Mittelstand: Stimmung ist mau

Nur 36 Prozent der Unternehmer bewerten die Geschäftslage als „gut“. Sie erwarten von der Politik Steuerentlastungen.

Berlin. Die Wirtschaft ist stark, der Euro stabil. Das verkündet die CDU auf ihren Wahlplakaten. „Gut gemacht, Deutschland“, frohlockt die FDP. Doch ganz entspricht der Jubelgesang nicht der ökonomischen Realität. Bei den kleineren Firmen ist die Stimmung eher durchwachsen.

Das zeigt das am Donnerstag in Berlin präsentierte aktuelle „Mittelstandsbarometer“. So ist der Anteil jener Mittelständler, die ihre Geschäftslage als schlecht oder sehr schlecht bezeichnen, seit dem Vorjahr sprunghaft um acht auf 16 Prozent gewachsen. Und als „gut“ bewerten nur noch 36 Prozent ihre laufenden Geschäfte, statt wie vor zwölf Monaten 53 Prozent. Niedriger war der Wert nur 2009, mitten in der Finanzkrise. Besonders dramatisch: 18 Prozent der befragten 700 Mittelständler sehen ihre Firma derzeit in einer kritischen Situation. Das waren vor einem Jahr nur vier Prozent.

Nach Einschätzung der Unternehmensberatung Ernst & Young, die das Mittelstandsbarometer halbjährlich erstellen lässt, sprechen aus diesen Werten die Folgen der Euro-Krise und der Konjunkturdelle. Da der Mittelstand das Rückgrat der deutschen Wirtschaft darstellt, ist die Stimmung dort nicht ganz unerheblich für die Regierungsparteien. So glaubt eine klare Mehrheit der Firmen nicht, dass die Eurokrise überstanden ist. 59 Prozent erwarten, dass das dicke Ende noch kommt, 32 Prozent rechnen mit einem Auseinanderfallen der Währungsunion.

Zu denken geben dürfte Angela Merkel und Philipp Rösler auch, was die kleinen und mittleren Unternehmer nun von der Politik erwarten. Steuerentlastungen oder eine Lockerung des Kündigungsschutzes rangieren ziemlich weit unten auf der Wunschliste. Ganz oben stehen der Bürokratieabbau, die Senkung der Lohnnebenkosten und die Steigerung öffentlicher Investitionen.
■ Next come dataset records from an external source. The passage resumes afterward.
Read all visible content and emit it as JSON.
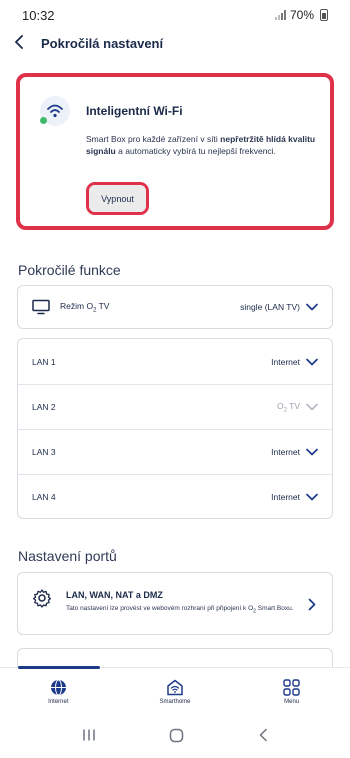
{
  "status": {
    "time": "10:32",
    "battery": "70%"
  },
  "header": {
    "back_label": "<",
    "title": "Pokročilá nastavení"
  },
  "smart_wifi": {
    "title": "Inteligentní Wi-Fi",
    "desc_pre": "Smart Box pro každé zařízení v síti ",
    "desc_bold": "nepřetržitě hlídá kvalitu signálu",
    "desc_post": " a automaticky vybírá tu nejlepší frekvenci.",
    "button": "Vypnout",
    "accent": "#e0314b"
  },
  "advanced": {
    "title": "Pokročilé funkce",
    "tv_mode": {
      "label_pre": "Režim O",
      "label_sub": "2",
      "label_post": " TV",
      "value": "single (LAN TV)"
    }
  },
  "lan": [
    {
      "name": "LAN 1",
      "value": "Internet",
      "disabled": false
    },
    {
      "name": "LAN 2",
      "value_pre": "O",
      "value_sub": "2",
      "value_post": " TV",
      "disabled": true
    },
    {
      "name": "LAN 3",
      "value": "Internet",
      "disabled": false
    },
    {
      "name": "LAN 4",
      "value": "Internet",
      "disabled": false
    }
  ],
  "ports": {
    "title": "Nastavení portů",
    "item_title": "LAN, WAN, NAT a DMZ",
    "item_desc_pre": "Tato nastavení lze provést ve webovém rozhraní při připojení k O",
    "item_desc_sub": "2",
    "item_desc_post": " Smart Boxu."
  },
  "nav": {
    "internet": "Internet",
    "smarthome": "Smarthome",
    "menu": "Menu",
    "active_color": "#1d3a8a"
  }
}
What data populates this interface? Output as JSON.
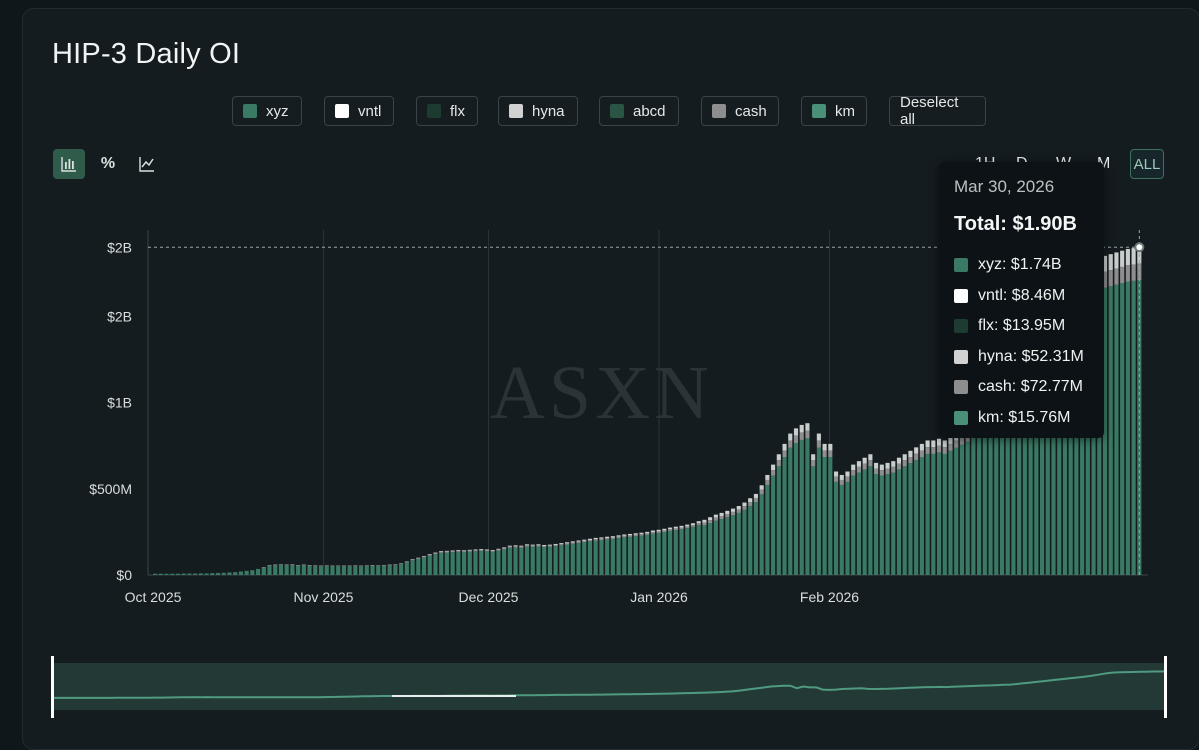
{
  "title": "HIP-3 Daily OI",
  "watermark": "ASXN",
  "legend": [
    {
      "label": "xyz",
      "color": "#3a7a64"
    },
    {
      "label": "vntl",
      "color": "#ffffff"
    },
    {
      "label": "flx",
      "color": "#1d3b31"
    },
    {
      "label": "hyna",
      "color": "#d2d2d2"
    },
    {
      "label": "abcd",
      "color": "#2a5545"
    },
    {
      "label": "cash",
      "color": "#8e8e8e"
    },
    {
      "label": "km",
      "color": "#4a8f78"
    }
  ],
  "deselect_label": "Deselect all",
  "modes": [
    {
      "name": "bar-chart-icon",
      "glyph": "bar"
    },
    {
      "name": "percent-icon",
      "glyph": "%"
    },
    {
      "name": "line-chart-icon",
      "glyph": "line"
    }
  ],
  "range_buttons": [
    "1H",
    "D",
    "W",
    "M",
    "ALL"
  ],
  "active_range": "ALL",
  "tooltip": {
    "date": "Mar 30, 2026",
    "total": "Total: $1.90B",
    "rows": [
      {
        "label": "xyz: $1.74B",
        "color": "#3a7a64"
      },
      {
        "label": "vntl: $8.46M",
        "color": "#ffffff"
      },
      {
        "label": "flx: $13.95M",
        "color": "#1d3b31"
      },
      {
        "label": "hyna: $52.31M",
        "color": "#d2d2d2"
      },
      {
        "label": "cash: $72.77M",
        "color": "#8e8e8e"
      },
      {
        "label": "km: $15.76M",
        "color": "#4a8f78"
      }
    ]
  },
  "chart_data": {
    "type": "bar",
    "stacked": true,
    "xlabel": "",
    "ylabel": "",
    "x_ticks": [
      "Oct 2025",
      "Nov 2025",
      "Dec 2025",
      "Jan 2026",
      "Feb 2026"
    ],
    "y_ticks": [
      "$0",
      "$500M",
      "$1B",
      "$2B",
      "$2B"
    ],
    "y_tick_values": [
      0,
      500,
      1000,
      1500,
      1900
    ],
    "ylim": [
      0,
      2000
    ],
    "units": "millions USD",
    "grid": "vertical at month starts",
    "x_start": "2025-10-01",
    "x_end": "2026-03-30",
    "highlight": {
      "date": "2026-03-30",
      "total": 1900
    },
    "totals_millions": [
      8,
      8,
      8,
      8,
      8,
      9,
      9,
      9,
      10,
      10,
      12,
      13,
      14,
      16,
      18,
      22,
      26,
      30,
      38,
      45,
      58,
      60,
      62,
      60,
      62,
      58,
      60,
      58,
      56,
      55,
      56,
      54,
      55,
      54,
      55,
      56,
      55,
      56,
      57,
      56,
      58,
      60,
      62,
      68,
      78,
      92,
      100,
      110,
      120,
      130,
      138,
      140,
      142,
      145,
      143,
      146,
      148,
      150,
      148,
      145,
      152,
      160,
      170,
      172,
      170,
      178,
      176,
      178,
      174,
      176,
      180,
      185,
      190,
      195,
      200,
      205,
      210,
      215,
      218,
      222,
      225,
      230,
      235,
      238,
      242,
      245,
      250,
      258,
      262,
      268,
      275,
      280,
      285,
      292,
      300,
      312,
      320,
      335,
      350,
      360,
      372,
      385,
      400,
      420,
      445,
      470,
      520,
      580,
      640,
      700,
      760,
      820,
      850,
      870,
      880,
      700,
      820,
      760,
      760,
      600,
      580,
      600,
      640,
      660,
      680,
      700,
      650,
      640,
      650,
      660,
      680,
      700,
      720,
      740,
      760,
      780,
      780,
      790,
      780,
      800,
      820,
      840,
      860,
      880,
      890,
      900,
      920,
      940,
      960,
      1000,
      1050,
      1100,
      1150,
      1200,
      1250,
      1300,
      1350,
      1400,
      1450,
      1500,
      1560,
      1620,
      1700,
      1780,
      1820,
      1840,
      1850,
      1860,
      1870,
      1880,
      1890,
      1895,
      1900
    ],
    "cap_fraction_note": "top of each bar is a stack of smaller grey/white segments above the green xyz base"
  },
  "navigator": {
    "label": ""
  }
}
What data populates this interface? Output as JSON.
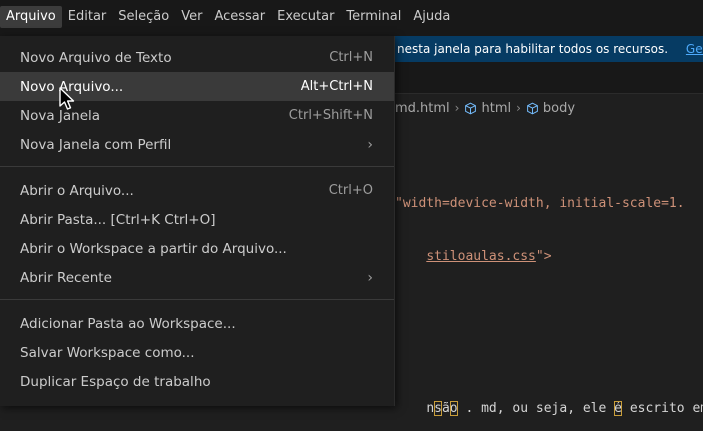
{
  "menubar": {
    "items": [
      "Arquivo",
      "Editar",
      "Seleção",
      "Ver",
      "Acessar",
      "Executar",
      "Terminal",
      "Ajuda"
    ]
  },
  "infobar": {
    "message": "nesta janela para habilitar todos os recursos.",
    "link": "Gerenciar"
  },
  "breadcrumb": {
    "file": "md.html",
    "html": "html",
    "body": "body"
  },
  "editor": {
    "line1": "\"width=device-width, initial-scale=1.",
    "line2_link": "stiloaulas.css",
    "line2_end": "\">",
    "line3_a": "nsão",
    "line3_b": " . md, ou seja, ele ",
    "line3_c": "é",
    "line3_d": " escrito em"
  },
  "file_menu": {
    "items": [
      {
        "label": "Novo Arquivo de Texto",
        "shortcut": "Ctrl+N"
      },
      {
        "label": "Novo Arquivo...",
        "shortcut": "Alt+Ctrl+N"
      },
      {
        "label": "Nova Janela",
        "shortcut": "Ctrl+Shift+N"
      },
      {
        "label": "Nova Janela com Perfil",
        "shortcut": "›"
      },
      {
        "label": "Abrir o Arquivo...",
        "shortcut": "Ctrl+O"
      },
      {
        "label": "Abrir Pasta... [Ctrl+K Ctrl+O]",
        "shortcut": ""
      },
      {
        "label": "Abrir o Workspace a partir do Arquivo...",
        "shortcut": ""
      },
      {
        "label": "Abrir Recente",
        "shortcut": "›"
      },
      {
        "label": "Adicionar Pasta ao Workspace...",
        "shortcut": ""
      },
      {
        "label": "Salvar Workspace como...",
        "shortcut": ""
      },
      {
        "label": "Duplicar Espaço de trabalho",
        "shortcut": ""
      }
    ]
  },
  "colors": {
    "menu_bg": "#1f1f1f",
    "hover_bg": "#3a3a3a",
    "infobar_bg": "#063b63",
    "accent_link": "#4daafc",
    "string": "#ce9178"
  }
}
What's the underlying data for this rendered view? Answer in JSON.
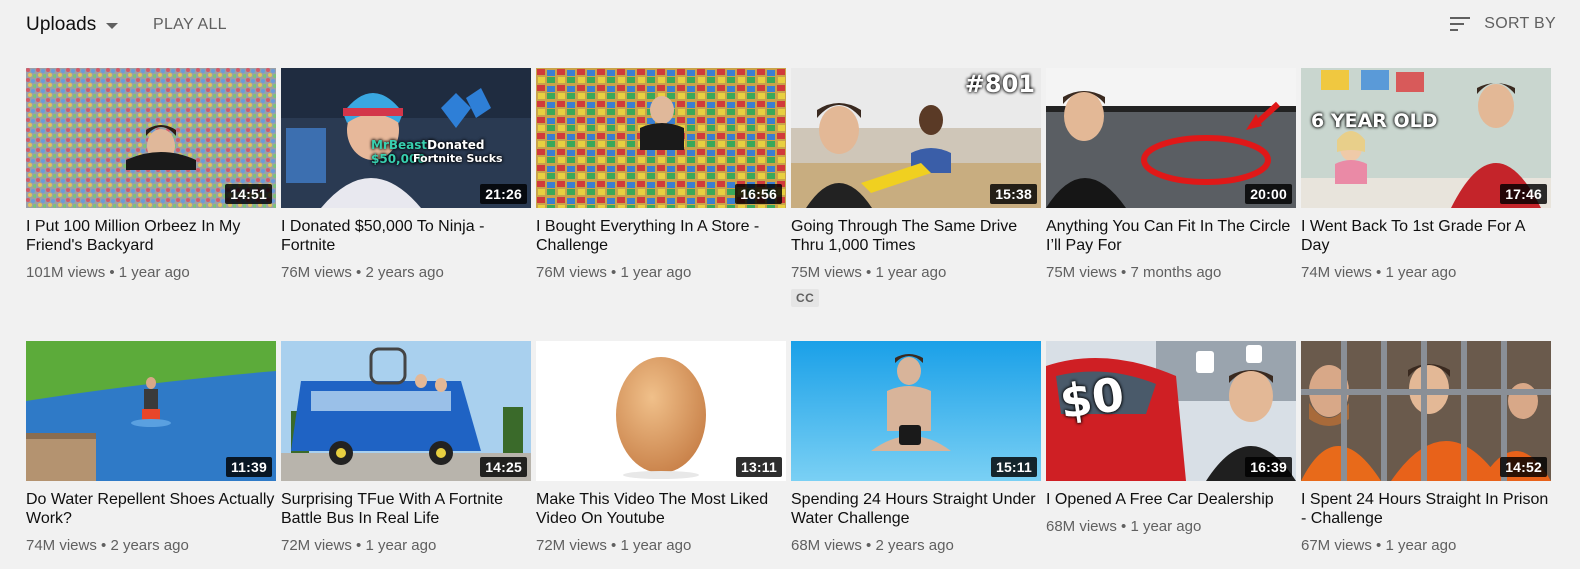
{
  "header": {
    "uploads_label": "Uploads",
    "play_all_label": "PLAY ALL",
    "sort_by_label": "SORT BY"
  },
  "videos": [
    {
      "title": "I Put 100 Million Orbeez In My Friend's Backyard",
      "duration": "14:51",
      "views": "101M views",
      "age": "1 year ago",
      "thumb": "orbeez"
    },
    {
      "title": "I Donated $50,000 To Ninja - Fortnite",
      "duration": "21:26",
      "views": "76M views",
      "age": "2 years ago",
      "thumb": "ninja",
      "overlay_line1_a": "MrBeast",
      "overlay_line1_b": "Donated",
      "overlay_line1_c": "$50,000",
      "overlay_line2": "Fortnite Sucks"
    },
    {
      "title": "I Bought Everything In A Store - Challenge",
      "duration": "16:56",
      "views": "76M views",
      "age": "1 year ago",
      "thumb": "store"
    },
    {
      "title": "Going Through The Same Drive Thru 1,000 Times",
      "duration": "15:38",
      "views": "75M views",
      "age": "1 year ago",
      "thumb": "drivethru",
      "badge": "CC",
      "overlay": "#801"
    },
    {
      "title": "Anything You Can Fit In The Circle I’ll Pay For",
      "duration": "20:00",
      "views": "75M views",
      "age": "7 months ago",
      "thumb": "circle"
    },
    {
      "title": "I Went Back To 1st Grade For A Day",
      "duration": "17:46",
      "views": "74M views",
      "age": "1 year ago",
      "thumb": "grade",
      "overlay": "6 YEAR OLD"
    },
    {
      "title": "Do Water Repellent Shoes Actually Work?",
      "duration": "11:39",
      "views": "74M views",
      "age": "2 years ago",
      "thumb": "water"
    },
    {
      "title": "Surprising TFue With A Fortnite Battle Bus In Real Life",
      "duration": "14:25",
      "views": "72M views",
      "age": "1 year ago",
      "thumb": "bus"
    },
    {
      "title": "Make This Video The Most Liked Video On Youtube",
      "duration": "13:11",
      "views": "72M views",
      "age": "1 year ago",
      "thumb": "egg"
    },
    {
      "title": "Spending 24 Hours Straight Under Water Challenge",
      "duration": "15:11",
      "views": "68M views",
      "age": "2 years ago",
      "thumb": "underwater"
    },
    {
      "title": "I Opened A Free Car Dealership",
      "duration": "16:39",
      "views": "68M views",
      "age": "1 year ago",
      "thumb": "cars",
      "overlay": "$0"
    },
    {
      "title": "I Spent 24 Hours Straight In Prison - Challenge",
      "duration": "14:52",
      "views": "67M views",
      "age": "1 year ago",
      "thumb": "prison"
    }
  ],
  "colors": {
    "background": "#f1f1f1",
    "secondary_text": "#606060",
    "primary_text": "#0f0f0f"
  }
}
Mehr getan werden muss auch gegen den Fachkräftemangel, der die Firmen schon jetzt jährlich 33 Milliarden Euro Umsatz kostet, so Ernst & Young.

Dennoch blicken die Firmen durchaus optimistisch nach vorne. So erwarten insbesondere Handel und Baubranche eine Besserung durch eine steigende Inlandsnachfrage. Die relativ hohen Tarifabschlüsse schlagen positiv auf die Stimmung der Mittelständler durch. 40 Prozent glauben, dass sich ihre Geschäftslage bis Jahresende besser entwickeln wird, 51 Prozent rechnen mit einem um durchschnittlich 1,6 Prozent steigenden Umsatz. Und 35 Prozent glauben, dass sich nicht nur ihre Lage, sondern auch die der ganzen Wirtschaft in Deutschland wieder aufhellt.